Lev Shlosberg: Testimony in the trial of Svetlana Prokopyeva

18 June 2020

Lev Shlosberg, human rights defender, public figure, member of the Pskov Regional Assembly, journalist, and laureate of a Moscow Helsinki Group award for human rights

Source: Moscow Helsinki Group  [original source: Ekho Moskvy]


Yesterday, for the first time in my life, I testified before a military court.  At Pskov Regional Court, in a hall with Italianate wooden galleries and overhead lights, three men in judicial robes are conducting the trial of my colleague, the journalist Sveta Prokopyeva.  She is accused of justifying terrorism in a column she published in which she discussed the possible causes of the suicide bombing carried out by a young man at the entrance to the office of the Federal Security Service in Arkhangelsk in October 2018.

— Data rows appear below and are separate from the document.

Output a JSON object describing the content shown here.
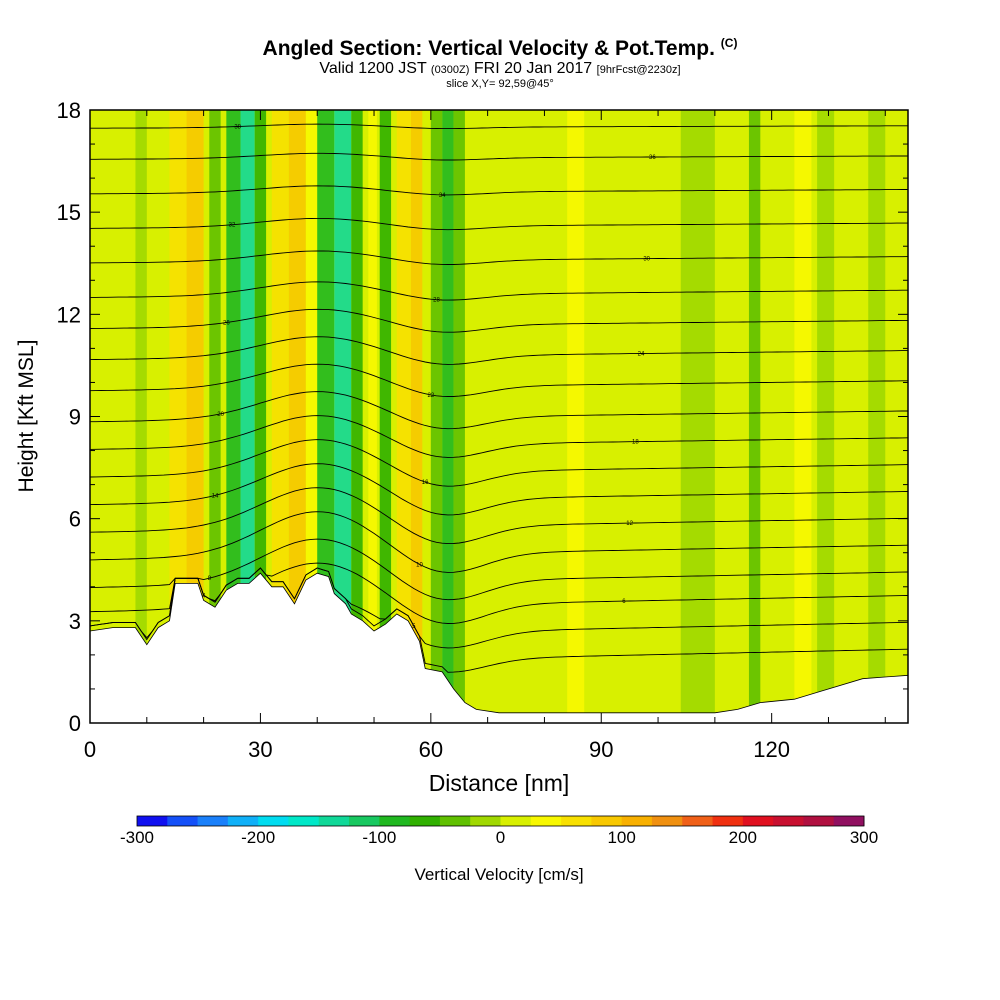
{
  "header": {
    "title": "Angled Section: Vertical Velocity & Pot.Temp.",
    "title_units": "(C)",
    "valid_prefix": "Valid 1200 JST",
    "valid_utc": "(0300Z)",
    "valid_date": "FRI 20 Jan 2017",
    "forecast": "[9hrFcst@2230z]",
    "slice": "slice X,Y= 92,59@45°"
  },
  "chart_data": {
    "type": "heatmap",
    "xlabel": "Distance [nm]",
    "ylabel": "Height [Kft MSL]",
    "x_range": [
      0,
      144
    ],
    "y_range": [
      0,
      18
    ],
    "x_ticks": [
      0,
      30,
      60,
      90,
      120
    ],
    "y_ticks": [
      0,
      3,
      6,
      9,
      12,
      15,
      18
    ],
    "colorbar": {
      "label": "Vertical Velocity [cm/s]",
      "min": -300,
      "max": 300,
      "step": 25,
      "ticks": [
        -300,
        -200,
        -100,
        0,
        100,
        200,
        300
      ],
      "colors": [
        "#1010f0",
        "#1450f8",
        "#1a80fa",
        "#10b0f8",
        "#00dcf0",
        "#00e8c8",
        "#10d898",
        "#18c860",
        "#20b820",
        "#30b000",
        "#60c000",
        "#a0d800",
        "#d8f000",
        "#f8f800",
        "#f8e000",
        "#f8c800",
        "#f8b000",
        "#f09010",
        "#f06018",
        "#f03010",
        "#e01020",
        "#c81030",
        "#b01040",
        "#901060"
      ]
    },
    "terrain_kft": [
      [
        0,
        2.7
      ],
      [
        4,
        2.8
      ],
      [
        8,
        2.8
      ],
      [
        10,
        2.3
      ],
      [
        12,
        2.8
      ],
      [
        14,
        3.0
      ],
      [
        15,
        4.1
      ],
      [
        19,
        4.1
      ],
      [
        20,
        3.6
      ],
      [
        22,
        3.4
      ],
      [
        24,
        3.9
      ],
      [
        26,
        4.1
      ],
      [
        28,
        4.1
      ],
      [
        30,
        4.4
      ],
      [
        32,
        4.0
      ],
      [
        34,
        4.0
      ],
      [
        36,
        3.5
      ],
      [
        38,
        4.2
      ],
      [
        40,
        4.4
      ],
      [
        42,
        4.3
      ],
      [
        43,
        3.8
      ],
      [
        45,
        3.5
      ],
      [
        46,
        3.2
      ],
      [
        48,
        3.0
      ],
      [
        50,
        2.7
      ],
      [
        52,
        2.9
      ],
      [
        54,
        3.2
      ],
      [
        56,
        3.0
      ],
      [
        58,
        2.4
      ],
      [
        59,
        1.6
      ],
      [
        62,
        1.5
      ],
      [
        64,
        1.0
      ],
      [
        66,
        0.6
      ],
      [
        68,
        0.4
      ],
      [
        72,
        0.3
      ],
      [
        90,
        0.3
      ],
      [
        110,
        0.3
      ],
      [
        114,
        0.4
      ],
      [
        118,
        0.6
      ],
      [
        124,
        0.7
      ],
      [
        128,
        0.9
      ],
      [
        136,
        1.3
      ],
      [
        144,
        1.4
      ]
    ],
    "velocity_bands": [
      {
        "x": 4,
        "w": 3,
        "value": 12
      },
      {
        "x": 8,
        "w": 2,
        "value": -25
      },
      {
        "x": 14,
        "w": 3,
        "value": 50
      },
      {
        "x": 17,
        "w": 3,
        "value": 75
      },
      {
        "x": 21,
        "w": 2,
        "value": -40
      },
      {
        "x": 24,
        "w": 2.5,
        "value": -90
      },
      {
        "x": 26.5,
        "w": 2.5,
        "value": -130
      },
      {
        "x": 29,
        "w": 2,
        "value": -60
      },
      {
        "x": 32,
        "w": 3,
        "value": 60
      },
      {
        "x": 35,
        "w": 3,
        "value": 90
      },
      {
        "x": 38,
        "w": 2,
        "value": 25
      },
      {
        "x": 40,
        "w": 3,
        "value": -80
      },
      {
        "x": 43,
        "w": 3,
        "value": -130
      },
      {
        "x": 46,
        "w": 2,
        "value": -60
      },
      {
        "x": 49,
        "w": 1.5,
        "value": 30
      },
      {
        "x": 51,
        "w": 2,
        "value": -60
      },
      {
        "x": 54,
        "w": 2.5,
        "value": 60
      },
      {
        "x": 56.5,
        "w": 2,
        "value": 90
      },
      {
        "x": 60,
        "w": 2,
        "value": -50
      },
      {
        "x": 62,
        "w": 2,
        "value": -80
      },
      {
        "x": 64,
        "w": 2,
        "value": -30
      },
      {
        "x": 70,
        "w": 8,
        "value": 10
      },
      {
        "x": 84,
        "w": 3,
        "value": 35
      },
      {
        "x": 90,
        "w": 8,
        "value": 10
      },
      {
        "x": 100,
        "w": 2,
        "value": 20
      },
      {
        "x": 104,
        "w": 6,
        "value": -15
      },
      {
        "x": 116,
        "w": 2,
        "value": -50
      },
      {
        "x": 124,
        "w": 3,
        "value": 40
      },
      {
        "x": 128,
        "w": 3,
        "value": -15
      },
      {
        "x": 137,
        "w": 3,
        "value": -20
      }
    ],
    "theta_contours": [
      {
        "label": "4",
        "y": 1.9,
        "ridge": 0.9
      },
      {
        "label": "5",
        "y": 2.7,
        "ridge": 1.1
      },
      {
        "label": "6",
        "y": 3.5,
        "ridge": 1.3
      },
      {
        "label": "8",
        "y": 4.2,
        "ridge": 1.3
      },
      {
        "label": "10",
        "y": 5.0,
        "ridge": 1.3
      },
      {
        "label": "12",
        "y": 5.8,
        "ridge": 1.2
      },
      {
        "label": "14",
        "y": 6.6,
        "ridge": 1.1
      },
      {
        "label": "16",
        "y": 7.4,
        "ridge": 1.0
      },
      {
        "label": "18",
        "y": 8.2,
        "ridge": 0.9
      },
      {
        "label": "20",
        "y": 9.0,
        "ridge": 0.8
      },
      {
        "label": "22",
        "y": 9.9,
        "ridge": 0.7
      },
      {
        "label": "24",
        "y": 10.8,
        "ridge": 0.6
      },
      {
        "label": "26",
        "y": 11.7,
        "ridge": 0.5
      },
      {
        "label": "28",
        "y": 12.6,
        "ridge": 0.4
      },
      {
        "label": "30",
        "y": 13.6,
        "ridge": 0.3
      },
      {
        "label": "32",
        "y": 14.6,
        "ridge": 0.25
      },
      {
        "label": "34",
        "y": 15.6,
        "ridge": 0.2
      },
      {
        "label": "36",
        "y": 16.6,
        "ridge": 0.15
      },
      {
        "label": "38",
        "y": 17.5,
        "ridge": 0.1
      }
    ]
  }
}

Pictured: Svetlana Prokopyeva

I was questioed by the prosecutor, the presiding judge and the lawyers.  I spoke absolutely freely and fully, and I said exactly what I thought needed to be said.

Let me say it again:  Svetlana Prokopyeva is entirely innocent.  Carrying our her professional duties as a journalist, she commented on the tragedy that occurred in Arkhangelsk (essentially — in Russia) and asked society the fundamental questions that it is reasonable for a journalist to ask:  why did this happen, and what responsibility for it lies with the state?

What occurred was a tragedy.  Failure to investigate the specific personal and social causes of every individual case leads to the innumerable repetition of other such tragedies.  The response to publicly expressed questions concerning the origins of such tragedies should not be to open a criminal case in which an individual can be sentenced to up to seven years in prison, but rather to seek answers to the questions that have been raised.  This is the responsibility of everyone who does not want to see more such tragedies.

Svetlana Prokopyeva is entirely innocent.  She did not commit the crime of which she is accused.  If the court is going to act within justice and the law, it will acquit her.  No other court decision will be either legal or just.